Essas demonstrações de afeto de estranhos me afetam um bocado.
Que nem naquele dia em que fui aos correios. Fui lá enviar uns documentos pra me inscrever em alguma coisa, nem lembro direito. Uma dessas coisas cheias de burocracias e firmas reconhecidas. Carregava na minha mão esquerda um envelope, amarelo queimado, chega pesado de documentos e com endereços escritos com minha dura letra de forma. Não consigo pensar em algo que represente melhor essa frieza do que a caneta Bic com que os escrevi. Daquelas de agência, com uma correntinha presa na ponta. Podia senti-la: “acabou? Agora me deixe em paz”.
Havia umas quatro pessoas na fila. A moça que estava logo à minha frente esperava, paciente. Na sua mão esquerda, levava um envelope branco não muito maior que uma foto normal, daquelas de quinze por dez centímetros, acho. Pela leveza, devia carregar uma carta, quem sabe um postal ou uma das tais fotos de quinze por dez.
O endereço estava escrito em inglês, primeiramente. Abaixo, em persa. Não que eu saiba diferenciar a língua persa da árabe, mas consegui ver que estava endereçada pra Teerã. Pesquisando depois na Internet, vi que no Irã falam persa, não árabe. Pois bem, voltando. Nossa, Teerã... daqui pra lá é chão.
Mas o que mais me chamou a atenção foram os pingos dos is. Não foi envelope, endereço, persa ou Teerã. Os pingos dos is. Que nem eram pingos, na verdade: eram corações. Vermelhos, destacando-se do azul do endereço. Feitos com um esmero que, tenho certeza, já aquecia o coração da pessoa que receberia aquilo.
Vez em quando, pergunto-me sobre o conteúdo da suposta carta, é verdade.

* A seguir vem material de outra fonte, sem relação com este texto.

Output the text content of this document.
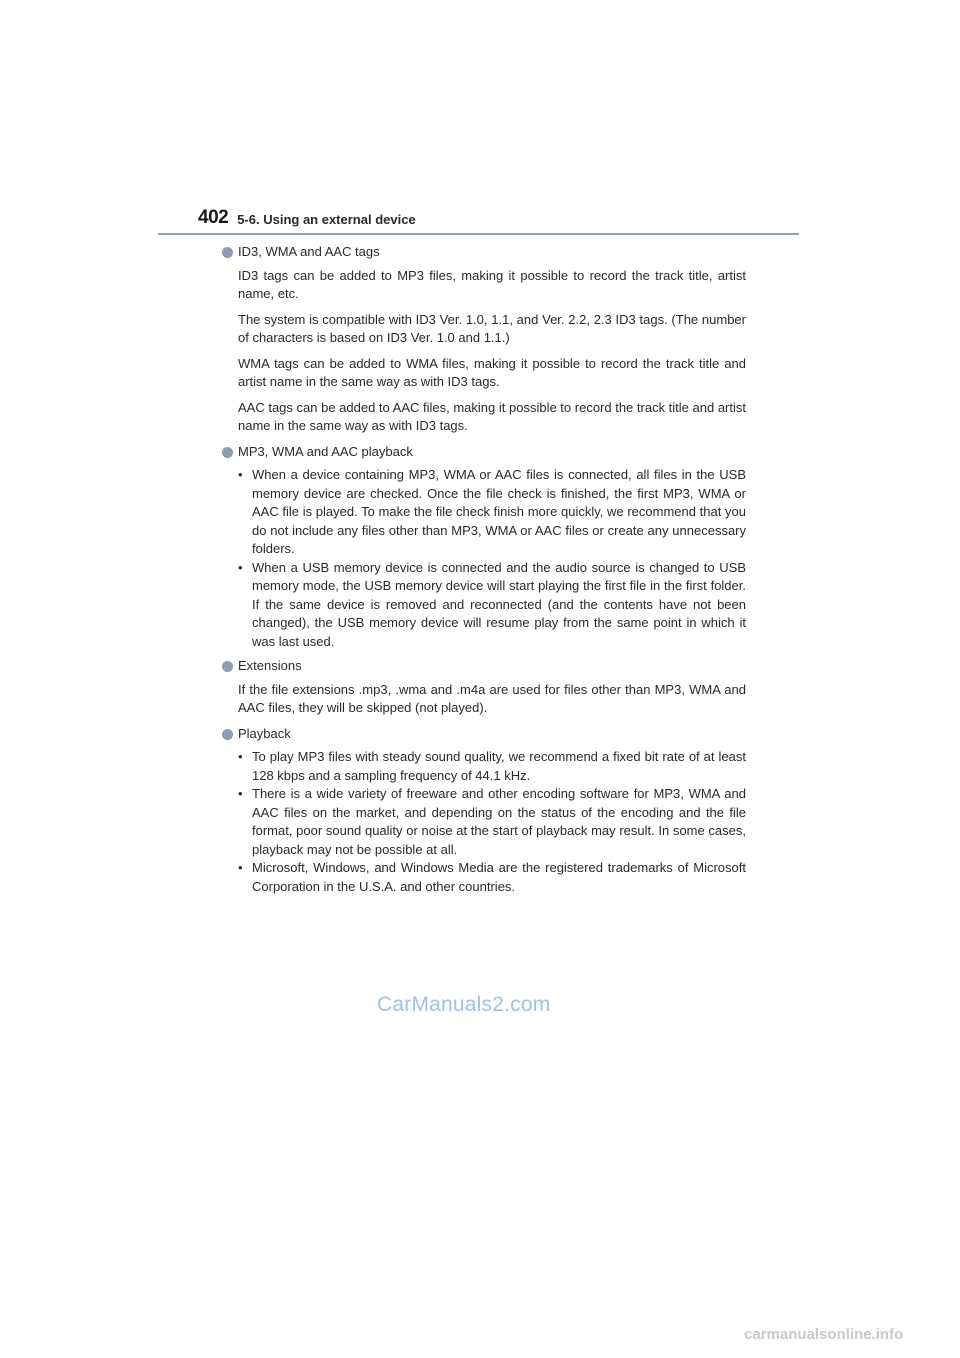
402 5-6. Using an external device
ID3, WMA and AAC tags

ID3 tags can be added to MP3 files, making it possible to record the track title, artist name, etc.

The system is compatible with ID3 Ver. 1.0, 1.1, and Ver. 2.2, 2.3 ID3 tags. (The number of characters is based on ID3 Ver. 1.0 and 1.1.)

WMA tags can be added to WMA files, making it possible to record the track title and artist name in the same way as with ID3 tags.

AAC tags can be added to AAC files, making it possible to record the track title and artist name in the same way as with ID3 tags.

MP3, WMA and AAC playback

• When a device containing MP3, WMA or AAC files is connected, all files in the USB memory device are checked. Once the file check is finished, the first MP3, WMA or AAC file is played. To make the file check finish more quickly, we recommend that you do not include any files other than MP3, WMA or AAC files or create any unnecessary folders.

• When a USB memory device is connected and the audio source is changed to USB memory mode, the USB memory device will start playing the first file in the first folder. If the same device is removed and reconnected (and the contents have not been changed), the USB memory device will resume play from the same point in which it was last used.

Extensions

If the file extensions .mp3, .wma and .m4a are used for files other than MP3, WMA and AAC files, they will be skipped (not played).

Playback

• To play MP3 files with steady sound quality, we recommend a fixed bit rate of at least 128 kbps and a sampling frequency of 44.1 kHz.

• There is a wide variety of freeware and other encoding software for MP3, WMA and AAC files on the market, and depending on the status of the encoding and the file format, poor sound quality or noise at the start of playback may result. In some cases, playback may not be possible at all.

• Microsoft, Windows, and Windows Media are the registered trademarks of Microsoft Corporation in the U.S.A. and other countries.

CarManuals2.com
carmanualsonline.info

Se uma carta de amor, de saudade, de amizade, de ansiedade ou disso tudo. Pergunto-me sobre quem iria receber, se é parente, paixão ou amigo ou amiga. Mas, de novo, os corações nos is, feitos com esmero. Não sei se eram só no endereço ou se dentro do envelope apareciam também. Não sei se já tinham um significado especial ou se eram uma surpresa. Se é que tinham algum propósito. De repente, era só um costume da moça, desenhar corações nos is.
Gosto de pensar que não. Que significavam algo especial. O quê, eu não sei. Algo só dessas duas pessoas. Que cruzaria continentes e faria um sorriso ser aberto antes mesmo da carta. Algo que molharia os olhos que os fitassem sem dizer nenhuma palavra. Que nem o rosto há muito não visto de quem a gente ama. Algo que diria “vê só? Eu não esqueci”.
Gosto de pensar que aquela moça na minha frente fez os tais corações nos is pensando na reação da outra pessoa, com o maior afeto do mundo. Tanto que aposto que a caneta vermelha que desenhou os corações ficou com uma alegria de dar inveja até na caneta Bic ranzinza da agência.